Enfin, dernière chose, il existe également un risque de reconnaissance d’une infraction pénale : le travail dissimulé. Le travail dissimulé peut donner droit à une indemnité de six mois de salaire au profit du salarié. Aussi, la société peut être condamnée au plan pénal et va devoir opérer un certain nombre de régularisations auprès de l’Urssaf.

En pratique, comment fait-on et comment procède-t-on pour réduire ces risques de requalification du contrat de prestations de services en contrat travail ? Il est évident qu’on ne peut pas donner une réponse de manière parfaitement exhaustive à cette interrogation. Mais en tout cas, on peut donner des pistes pour permettre de réduire le risque de requalification. La première chose, consiste à limiter de manière temporelle la durée de la prestation de services. Parce qu’il est évident que si la prestation de services a lieu sur de très nombreuses années, c’est un des critères qui peut être pris en considération : la durée de la relation peut conduire à une requalification.

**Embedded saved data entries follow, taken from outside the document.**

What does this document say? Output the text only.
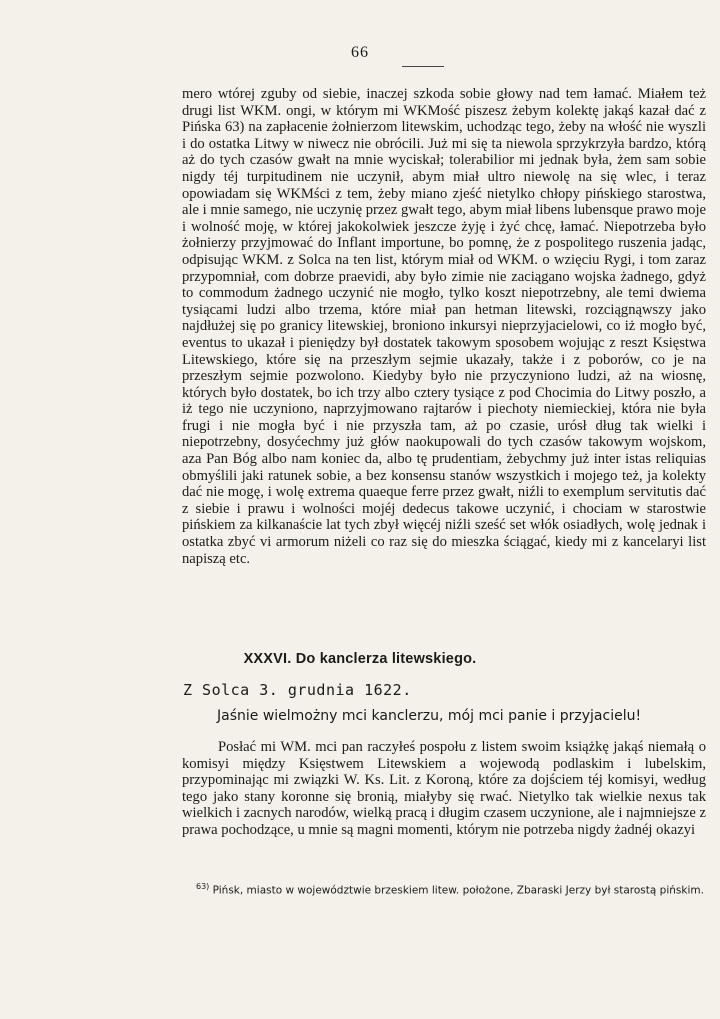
66

mero wtórej zguby od siebie, inaczej szkoda sobie głowy nad tem łamać. Miałem też drugi list WKM. ongi, w którym mi WKMość piszesz żebym kolektę jakąś kazał dać z Pińska 63) na zapłacenie żołnierzom litewskim, uchodząc tego, żeby na włość nie wyszli i do ostatka Litwy w niwecz nie obrócili. Już mi się ta niewola sprzykrzyła bardzo, którą aż do tych czasów gwałt na mnie wyciskał; tolerabilior mi jednak była, żem sam sobie nigdy téj turpitudinem nie uczynił, abym miał ultro niewolę na się wlec, i teraz opowiadam się WKMści z tem, żeby miano zjeść nietylko chłopy pińskiego starostwa, ale i mnie samego, nie uczynię przez gwałt tego, abym miał libens lubensque prawo moje i wolność moję, w której jakokolwiek jeszcze żyję i żyć chcę, łamać. Niepotrzeba było żołnierzy przyjmować do Inflant importune, bo pomnę, że z pospolitego ruszenia jadąc, odpisując WKM. z Solca na ten list, którym miał od WKM. o wzięciu Rygi, i tom zaraz przypomniał, com dobrze praevidi, aby było zimie nie zaciągano wojska żadnego, gdyż to commodum żadnego uczynić nie mogło, tylko koszt niepotrzebny, ale temi dwiema tysiącami ludzi albo trzema, które miał pan hetman litewski, rozciągnąwszy jako najdłużej się po granicy litewskiej, broniono inkursyi nieprzyjacielowi, co iż mogło być, eventus to ukazał i pieniędzy był dostatek takowym sposobem wojując z reszt Księstwa Litewskiego, które się na przeszłym sejmie ukazały, także i z poborów, co je na przeszłym sejmie pozwolono. Kiedyby było nie przyczyniono ludzi, aż na wiosnę, których było dostatek, bo ich trzy albo cztery tysiące z pod Chocimia do Litwy poszło, a iż tego nie uczyniono, naprzyjmowano rajtarów i piechoty niemieckiej, która nie była frugi i nie mogła być i nie przyszła tam, aż po czasie, urósł dług tak wielki i niepotrzebny, dosyćechmy już głów naokupowali do tych czasów takowym wojskom, aza Pan Bóg albo nam koniec da, albo tę prudentiam, żebychmy już inter istas reliquias obmyślili jaki ratunek sobie, a bez konsensu stanów wszystkich i mojego też, ja kolekty dać nie mogę, i wolę extrema quaeque ferre przez gwałt, niźli to exemplum servitutis dać z siebie i prawu i wolności mojéj dedecus takowe uczynić, i chociam w starostwie pińskiem za kilkanaście lat tych zbył więcéj niźli sześć set włók osiadłych, wolę jednak i ostatka zbyć vi armorum niżeli co raz się do mieszka ściągać, kiedy mi z kancelaryi list napiszą etc.

XXXVI. Do kanclerza litewskiego.
Z Solca 3. grudnia 1622.
Jaśnie wielmożny mci kanclerzu, mój mci panie i przyjacielu!

Posłać mi WM. mci pan raczyłeś pospołu z listem swoim książkę jakąś niemałą o komisyi między Księstwem Litewskiem a wojewodą podlaskim i lubelskim, przypominając mi związki W. Ks. Lit. z Koroną, które za dojściem téj komisyi, według tego jako stany koronne się bronią, miałyby się rwać. Nietylko tak wielkie nexus tak wielkich i zacnych narodów, wielką pracą i długim czasem uczynione, ale i najmniejsze z prawa pochodzące, u mnie są magni momenti, którym nie potrzeba nigdy żadnéj okazyi

$^{63)}$ Pińsk, miasto w województwie brzeskiem litew. położone, Zbaraski Jerzy był starostą pińskim.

Donc, il vaut mieux faire appel à des prestataires de manière ponctuelle : jamais pour pourvoir un emploi structurel de l’entreprise, jamais pour pourvoir un besoin véritablement permanent, mais plutôt de manière ponctuelle, avec des missions confiées à des prestataires qui vont pouvoir ponctuellement s’interrompre parce que l’organisation structurelle de la société ne nécessite pas que vous fassiez appel à ce type de prestataires de manière permanente. La première chose à faire, c’est donc de veiller à ce que la durée de la mission ne soit pas excessive.

Et puis surtout, il faut véritablement être vigilant à permettre aux prestataires de conserver leur indépendance. Il n’est pas forcément exclu que le prestataire exerce sa mission depuis vos locaux, par exemple, ou avec du matériel que vous allez pouvoir mettre à sa disposition. Mais ce sont néanmoins des indices qui peuvent contribuer à une demande de requalification. Donc, il faut toujours être vigilant au matériel qu’on met à disposition de son prestataire.

Nous avons conseillé une société récemment au cabinet, qui faisait appel à un prestataire de services depuis des années. Il se trouve que ce prestataire de services figurait sur les organigrammes de l’entreprise. Il était pourvu de cartes de visite au nom de la société, qu’il avait également une boîte mails à laquelle il pouvait accéder avec l’adresse de la société. De plus, il travaillait dans les locaux de l’entreprise depuis des années, sur des plages horaires identiques à celles des autres salariés de l’entreprise. Il avait véritablement des habitudes qui s’étaient inscrites sur la durée. Donc, ce type d’habitudes est évidemment à proscrire parce que ce sont des indicateurs qui pourront être utilisés par le prestataire de services pour se voir reconnaître en contrat de travail dans le cadre d’une action prud’homale.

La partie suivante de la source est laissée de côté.